I’m going to post earlier today since I was a slacker on Friday…it was my wedding anniversary, after all. But hey, I am fully aware of my uber important responsibilities as a blogger. 😉
Let’s talk about tears; (I’m not a fan, by the way). They have a purpose and a place; who can argue that? But you must admit, most of us in the western world have mixed feelings and responses to tears- from infancy to elderly. I mean, think about it, the first sound most tiny humans make is a cry and it’s a wonderful, glorious sound to the vast majority of mothers everywhere, the sound of new life. However, that same infant crying throughout the night 6 weeks later…not so glorious. Come on, am I right? Who jumps out of bed at 4a.m., for the 3rd time since midnight, for the 10th night in a row, shouting, “What a glorious sound my child is making!”? My point.
Children shed tears, sometimes over skinned knees, upon which Moms or Dads smother kisses and place band aids, or sometimes over blocks that were knocked down. Tears are shed when kids argue with siblings, don’t get their way, or when big brother hits him or her too hard. Parents often grow weary of the tears and tell children to ‘dry it up’ or, ‘get over it’ or ‘toughen up’. One of my personal favorites, which my husband and I heard while growing up, was along the lines of, ‘ knock that off or I’ll give you something to cry about!’ Very comforting, I assure you.
OK, so enter adolescence when hormones are raging and it seems like everything disassembles into anger or tears or both. YIKES! What happened to my child?! Who sucked his/her brains out and replaced them with a monster’s brain? Many of us, out of fear and confusion, may respond with the same rhetoric-get over yourself! Suck it up! Knock it off!
The teen years are slightly better…but only slightly. Tears aren’t quite as prolific, thank the good Lord Almighty! Unless the boyfriend breaks up or the BFF talks behind her back…Or…by then we have learned to cry those tears into the pillow rather than into someone’s shoulder.
You see, by the time I reached adulthood, I had learned well, for I was a good student, to knock it off or dry it up and cry into my pillow…and then I just didn’t cry much, anymore. I am positive that there are many, many like me because several of us were raised by the ‘Greatest Generation’, a very hardworking, yet completely stoic group of folks. Mom was much younger…but she had her own issues.
ALL of that generational lesson is to explain that the tears thing leads to this: since the doctors took my estrogen away I have been a crying MESS. Just because my type of breast cancer is 90% fed by estrogen, they told me I can’t take it anymore-BIG, HAIRY DEAL!!!

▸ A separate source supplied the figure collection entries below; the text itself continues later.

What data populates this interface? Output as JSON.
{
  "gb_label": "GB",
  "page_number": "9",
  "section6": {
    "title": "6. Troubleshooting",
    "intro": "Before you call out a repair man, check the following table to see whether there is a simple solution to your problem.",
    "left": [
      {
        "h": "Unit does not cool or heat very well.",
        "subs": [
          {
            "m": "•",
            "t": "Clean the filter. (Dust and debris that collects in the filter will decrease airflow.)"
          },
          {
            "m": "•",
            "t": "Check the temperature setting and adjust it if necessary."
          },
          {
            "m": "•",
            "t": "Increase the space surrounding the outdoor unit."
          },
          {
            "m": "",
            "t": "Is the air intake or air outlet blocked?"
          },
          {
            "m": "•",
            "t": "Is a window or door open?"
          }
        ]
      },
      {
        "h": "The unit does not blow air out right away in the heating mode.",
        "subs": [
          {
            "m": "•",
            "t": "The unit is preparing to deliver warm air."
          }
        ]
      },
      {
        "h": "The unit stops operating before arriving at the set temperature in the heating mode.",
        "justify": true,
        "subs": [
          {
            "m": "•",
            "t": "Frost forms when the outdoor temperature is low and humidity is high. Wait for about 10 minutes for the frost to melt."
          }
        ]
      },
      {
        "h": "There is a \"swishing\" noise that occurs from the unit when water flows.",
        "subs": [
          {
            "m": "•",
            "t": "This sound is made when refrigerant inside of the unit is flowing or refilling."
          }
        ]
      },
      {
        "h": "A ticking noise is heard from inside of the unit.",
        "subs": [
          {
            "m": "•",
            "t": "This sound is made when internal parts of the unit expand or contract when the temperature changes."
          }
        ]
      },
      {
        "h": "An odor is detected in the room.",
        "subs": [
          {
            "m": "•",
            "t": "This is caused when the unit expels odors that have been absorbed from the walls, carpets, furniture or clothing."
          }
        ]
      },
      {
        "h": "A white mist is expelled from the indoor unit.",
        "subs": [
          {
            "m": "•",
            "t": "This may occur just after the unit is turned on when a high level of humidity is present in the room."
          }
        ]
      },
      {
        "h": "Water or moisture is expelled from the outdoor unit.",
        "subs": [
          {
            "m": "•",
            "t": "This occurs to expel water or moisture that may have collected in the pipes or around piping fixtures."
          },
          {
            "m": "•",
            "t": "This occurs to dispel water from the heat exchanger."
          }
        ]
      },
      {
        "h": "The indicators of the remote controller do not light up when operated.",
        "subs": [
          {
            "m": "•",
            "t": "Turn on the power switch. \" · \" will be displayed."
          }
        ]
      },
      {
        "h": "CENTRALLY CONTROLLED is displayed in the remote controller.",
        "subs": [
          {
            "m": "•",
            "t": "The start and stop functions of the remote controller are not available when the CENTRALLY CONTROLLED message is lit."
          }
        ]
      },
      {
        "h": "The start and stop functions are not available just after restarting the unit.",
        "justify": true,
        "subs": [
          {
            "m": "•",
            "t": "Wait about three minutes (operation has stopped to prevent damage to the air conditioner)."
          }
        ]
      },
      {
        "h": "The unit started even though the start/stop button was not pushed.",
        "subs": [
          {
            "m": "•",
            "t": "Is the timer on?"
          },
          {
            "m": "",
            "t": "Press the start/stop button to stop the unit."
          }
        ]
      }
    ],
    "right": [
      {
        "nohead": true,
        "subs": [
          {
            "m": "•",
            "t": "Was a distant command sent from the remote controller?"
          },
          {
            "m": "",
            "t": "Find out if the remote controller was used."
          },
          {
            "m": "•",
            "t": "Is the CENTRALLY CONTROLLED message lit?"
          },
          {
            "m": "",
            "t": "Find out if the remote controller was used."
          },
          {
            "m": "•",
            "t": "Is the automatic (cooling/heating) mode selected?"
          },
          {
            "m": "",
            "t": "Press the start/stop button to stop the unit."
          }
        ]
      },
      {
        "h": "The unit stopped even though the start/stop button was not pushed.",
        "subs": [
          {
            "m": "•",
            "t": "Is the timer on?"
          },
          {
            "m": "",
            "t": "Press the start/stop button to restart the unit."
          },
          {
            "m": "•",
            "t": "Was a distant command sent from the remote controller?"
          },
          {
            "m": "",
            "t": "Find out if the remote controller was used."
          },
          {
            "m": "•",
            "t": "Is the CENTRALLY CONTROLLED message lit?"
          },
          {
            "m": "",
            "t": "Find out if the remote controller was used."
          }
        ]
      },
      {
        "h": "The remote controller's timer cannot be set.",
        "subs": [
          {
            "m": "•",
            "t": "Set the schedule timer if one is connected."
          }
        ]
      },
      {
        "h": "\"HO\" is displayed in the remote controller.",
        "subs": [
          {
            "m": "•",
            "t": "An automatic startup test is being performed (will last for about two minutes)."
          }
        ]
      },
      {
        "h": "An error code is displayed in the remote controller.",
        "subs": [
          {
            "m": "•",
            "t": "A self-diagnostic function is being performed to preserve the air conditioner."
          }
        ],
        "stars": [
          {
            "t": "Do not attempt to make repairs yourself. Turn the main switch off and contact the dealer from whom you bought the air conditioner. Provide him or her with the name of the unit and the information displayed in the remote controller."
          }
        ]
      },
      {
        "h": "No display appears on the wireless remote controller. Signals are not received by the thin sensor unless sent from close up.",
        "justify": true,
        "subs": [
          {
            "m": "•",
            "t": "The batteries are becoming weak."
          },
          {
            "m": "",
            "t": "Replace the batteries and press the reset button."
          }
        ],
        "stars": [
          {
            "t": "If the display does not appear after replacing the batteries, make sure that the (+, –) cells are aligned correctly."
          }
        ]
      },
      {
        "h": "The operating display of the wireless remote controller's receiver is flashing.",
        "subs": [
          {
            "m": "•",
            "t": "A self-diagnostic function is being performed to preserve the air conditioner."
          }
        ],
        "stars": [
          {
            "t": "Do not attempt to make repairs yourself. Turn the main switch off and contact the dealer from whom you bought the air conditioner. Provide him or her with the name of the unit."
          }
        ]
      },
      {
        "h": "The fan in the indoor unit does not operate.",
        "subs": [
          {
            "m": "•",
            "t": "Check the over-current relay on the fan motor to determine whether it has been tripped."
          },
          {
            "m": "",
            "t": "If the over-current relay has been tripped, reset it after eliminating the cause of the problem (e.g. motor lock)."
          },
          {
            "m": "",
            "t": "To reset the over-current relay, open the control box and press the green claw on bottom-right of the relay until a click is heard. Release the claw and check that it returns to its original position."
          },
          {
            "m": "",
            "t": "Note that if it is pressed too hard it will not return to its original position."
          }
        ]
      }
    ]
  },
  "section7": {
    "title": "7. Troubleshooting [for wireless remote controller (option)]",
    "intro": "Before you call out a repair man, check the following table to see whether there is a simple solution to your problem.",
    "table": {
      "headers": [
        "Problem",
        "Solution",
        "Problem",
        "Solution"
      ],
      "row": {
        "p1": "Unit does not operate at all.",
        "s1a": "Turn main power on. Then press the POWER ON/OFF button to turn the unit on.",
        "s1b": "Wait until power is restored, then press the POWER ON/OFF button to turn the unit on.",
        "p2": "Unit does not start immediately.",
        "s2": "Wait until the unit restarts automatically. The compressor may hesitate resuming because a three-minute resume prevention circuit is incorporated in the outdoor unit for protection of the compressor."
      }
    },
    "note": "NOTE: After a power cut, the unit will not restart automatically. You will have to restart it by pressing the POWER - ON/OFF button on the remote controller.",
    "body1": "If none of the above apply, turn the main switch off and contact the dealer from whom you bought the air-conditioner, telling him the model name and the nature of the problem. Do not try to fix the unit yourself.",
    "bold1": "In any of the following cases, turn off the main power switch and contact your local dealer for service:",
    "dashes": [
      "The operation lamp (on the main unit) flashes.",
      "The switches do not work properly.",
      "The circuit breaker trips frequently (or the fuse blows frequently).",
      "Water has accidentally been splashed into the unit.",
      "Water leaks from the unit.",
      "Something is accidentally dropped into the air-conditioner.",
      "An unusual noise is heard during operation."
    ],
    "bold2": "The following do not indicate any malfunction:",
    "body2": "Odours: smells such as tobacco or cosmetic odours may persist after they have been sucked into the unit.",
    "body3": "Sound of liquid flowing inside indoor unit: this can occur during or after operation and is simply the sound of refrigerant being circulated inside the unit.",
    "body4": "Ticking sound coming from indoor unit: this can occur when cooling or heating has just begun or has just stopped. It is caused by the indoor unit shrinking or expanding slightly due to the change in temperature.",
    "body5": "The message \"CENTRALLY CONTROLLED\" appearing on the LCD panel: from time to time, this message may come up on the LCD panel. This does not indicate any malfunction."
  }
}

I. Am. A. Crazy. Woman! (If you don’t believe me, ask my poor, dear, patient, loving husband! ❤️)
I cry about my grandkids being gone. A lot. I cry about my daughter moving away. I cry about my son possibly moving farther away and my youngest granddaughter growing up without really knowing us. I cry about a friend who has to have surgery, again, for the same thing, in less than a year. I cry about the sinful state of our nation. There’s more, but I won’t bore you to tears.
Here’s the deal- this tearfulness is very new and uncomfortable for me…Gary has been the cryer in our marriage, and I’m fine with that, (although at first, many decades ago, it embarrassed me). And I know I am opening myself up for some spiritualized comments about how God is using all this to do thus and so, blah, blah, blah. YES- HE IS! But please don’t minimize the physical things my body is enduring: I have an itchy rash on my chest; I have one pink, sensitive ta-ta and one white one, (sorry to embarrass the male population); I can’t make it through many days without a nap; and my emotions are all over the map. And you know what? As crazy as it sounds, by God’s grace, I can manage all of it except the tears…it totally ruins my eye makeup!!!
For those who are growing impatient, I am about finished…last night the Lord brought to mind a precious Psalm to remind me that He is well aware of my struggle with the tears thing- and I clutched it and held it close to my heart. Psalm 56:8
You number my wanderings; Put my tears in Your bottle; Are they not in Your book?
I wonder how many bottles God has lined up with my name on them?
Ecclesiastes 3:11 says, “He has made everything beautiful in its time. Also, He has put eternity into man’s heart…yet no one can fathom what God has done from beginning to end.”
I may never see the endgame for what God was doing with this period of my life, although I do find myself longing for eternity more often.